My issue here is that I am dealing with 4D (sliced) files of dimensions:[time,depth,lat,lon] = [365,32,56,48]. I discovered 2 ways of handling the data:

A) The “lazy” xarray reading of data like this:

temp= xr.open_dataset(’/home/directory/T_2011_2D.nc’)[‘votemper’][:,:,:,:] , where ipython reads the file instantly but later on when I want to use temp e.g. in a for loop, it takes ages.

B) The very slow xarray reading of data like this:

temp[:,:,:,:]= xr.open_dataset(’/home/directory/T_2011_2D.nc’)[‘votemper’][:,:,:,:], where ipython takes too much time to open/read/load the temperature values but then, processing temp e.g in a for loop, takes only a minute.

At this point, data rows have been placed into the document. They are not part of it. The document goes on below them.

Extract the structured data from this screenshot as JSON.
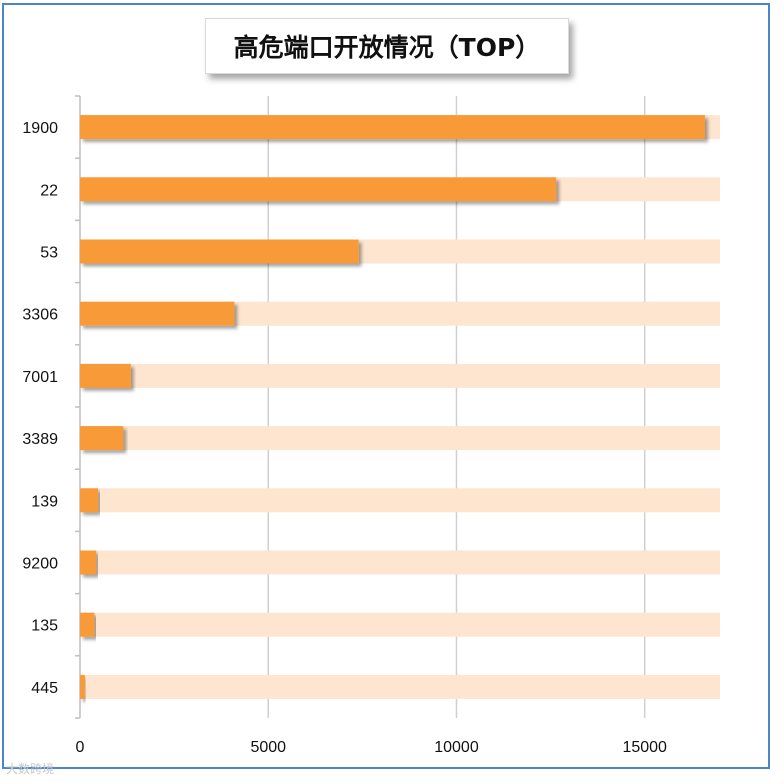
{
  "chart_data": {
    "type": "bar",
    "orientation": "horizontal",
    "title": "高危端口开放情况（TOP）",
    "categories": [
      "1900",
      "22",
      "53",
      "3306",
      "7001",
      "3389",
      "139",
      "9200",
      "135",
      "445"
    ],
    "values": [
      16600,
      12650,
      7400,
      4100,
      1350,
      1150,
      480,
      430,
      380,
      130
    ],
    "background_max": 17000,
    "xlim": [
      0,
      17000
    ],
    "x_ticks": [
      "0",
      "5000",
      "10000",
      "15000"
    ],
    "grid": true,
    "colors": {
      "bar": "#f89a39",
      "track": "#fde5cf",
      "grid": "#d0d0d0",
      "frame": "#4a86c8"
    }
  },
  "watermark": "大数跨境"
}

Now I am not sure if there is a solution to this problem but recently I learned about the dask=“parallelized” function and some high-order programming that could potentially offer a compromise in the time that ipython takes to read & process the large dataset (because I have to repeat the same procedure for 7 other variables of the same dimension and throughout many boxes in the ocean).

The example of for loop is like this:

mld2d = np.asarray(MLD) ##make it a numpy array

depths2 = np.asarray(depths)

depths2d = np.tile(depths2[:,None,None],(1,len(latp[:])+2,len(lonp[:])+2)) ## 3D (depth,lat,lon)

idx2dT = np.nan*np.zeros(temp[:,0,:,:].shape)
idx2d = np.nan*np.zeros(mld2d[:,:,:].shape)

depthsmask = np.nan*np.zeros(depths2d[:,:,:].shape)

depthsmask = depths2d[:,:,:]*maskfile2[:,:,:]

for day in range(0,len(time)):

for j in range(0,len(latp)):

for i in range(0,len(lonp)):

if np.isnan(mld[day,j,i]):

idx2dT[day,j,i] = np.nan

else:

idx2dT[day,j,i] = np.abs(depthsmask[:,j,i]-mld2d[day,j,i]).argmin()

Can anyone help me with this?

Thank you in advance for your time and help,

Kind regards,

Sofi